Monday, August 4, 2014

Using a Visual Analog Pain Scale



Get a Visual Pain Scale


Tracking your pain is a helpful diagnostic tool when dealing with repetitive stress injuries. A visual analog pain scale like this lets you bypass the cognitive level of your brain and give a truer representation of your pain. Print out a number of copies and start a file to track your pain level over time.

Track Your Problem Tasks
Keep a file on your pain near the work site for every problem task you have identified as a potential cause for your injury. Pull it out and record your pain every time you perform that task no matter how long it is for.


Date & Time Stamp
 
Note the date and the start time of your task.

Mark Your Starting Pain

Visual Pain Scale Note 3.  Chris Adams
Indicate your pain level on the colored bar of the chart. Go with your instinct. Just point and mark. The color bar helps bypass your higher brain functions and lets you respond with a truer understanding of your pain. Use an "S" or some other symbol to denote the starting pain level. 

What to do Now?
You now have all the information you need to track your pain over time and duration, as well as the tools needed to determine which tasks are the real culprits. 
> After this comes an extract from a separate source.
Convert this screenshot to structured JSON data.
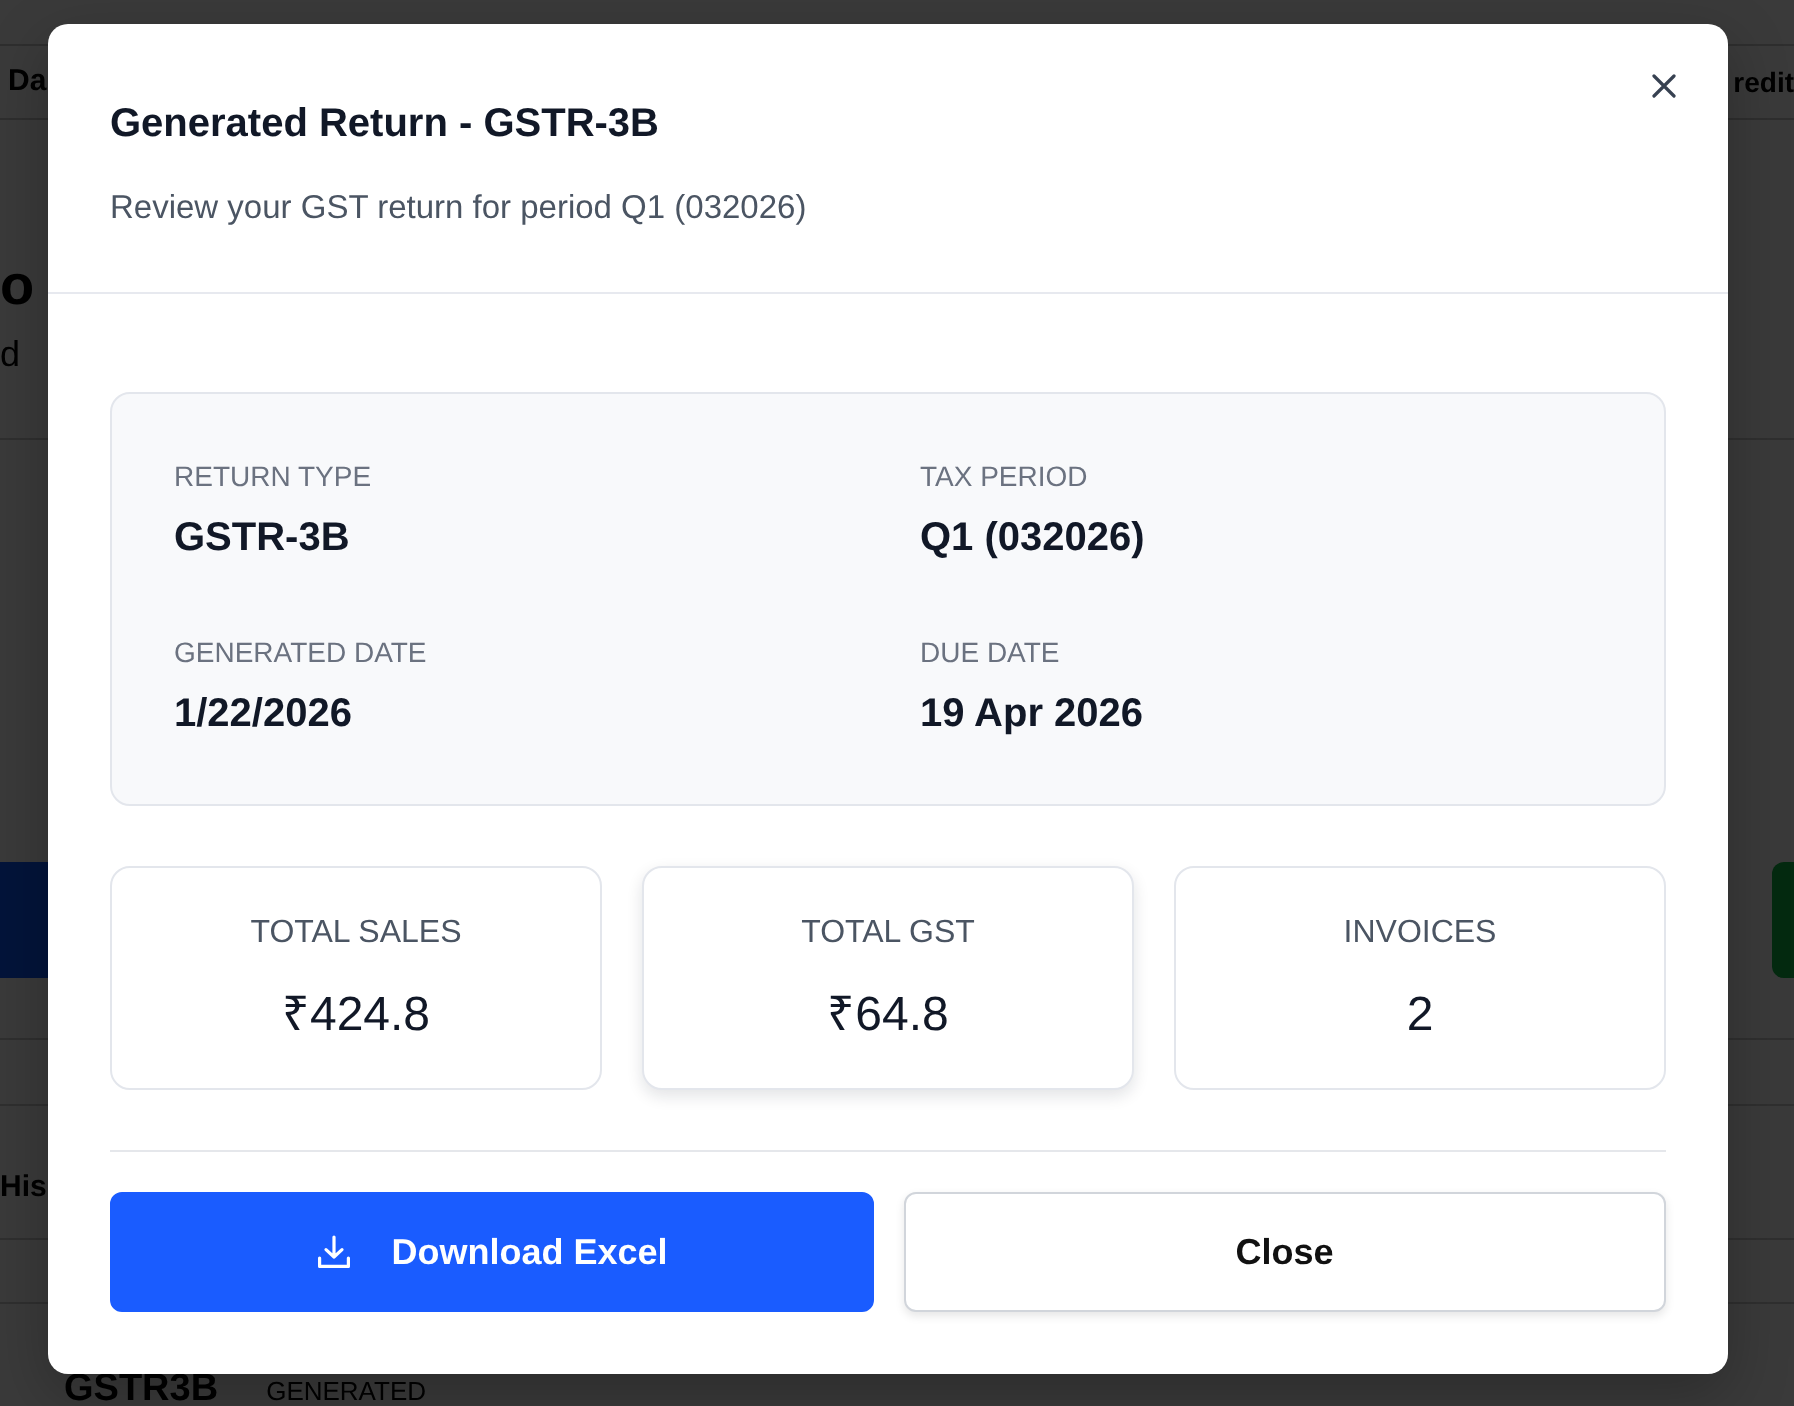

If you break up your day into discrete tasks that is tasks that have a definitive start and finish, and track your pain over those tasks you will be able to identify which ones help, hurt, or do nothing.
If your pain decreases over the task it is probably helping your injury. Do it more often.

If it increases it is a candidate for a cause of your injury, especially if the pain increases dramatically. If it is only a slight increase it might just be the normal fatigue incurred as the day goes on. Try varying the time of day you perform this task to see if it really causes more pain.

Tracking the start and end time allows you to see what duration is causing harm. If you do the same task a number of times throughout the day, try varying the duration. You might be able to perform the task comfortably for 15 minutes, but a half hour might be overboard. Knowing this will help you plan your day to properly treat your injury while still getting your work done.

If you are getting treatment from a health care professional show them your file. This will give them a more thorough history of your problem. Many doctors or chiropractors will actually use a visual analog pain scale during your office visit to get a better understanding of your current pain. If they don't you can now educate them on its benefits.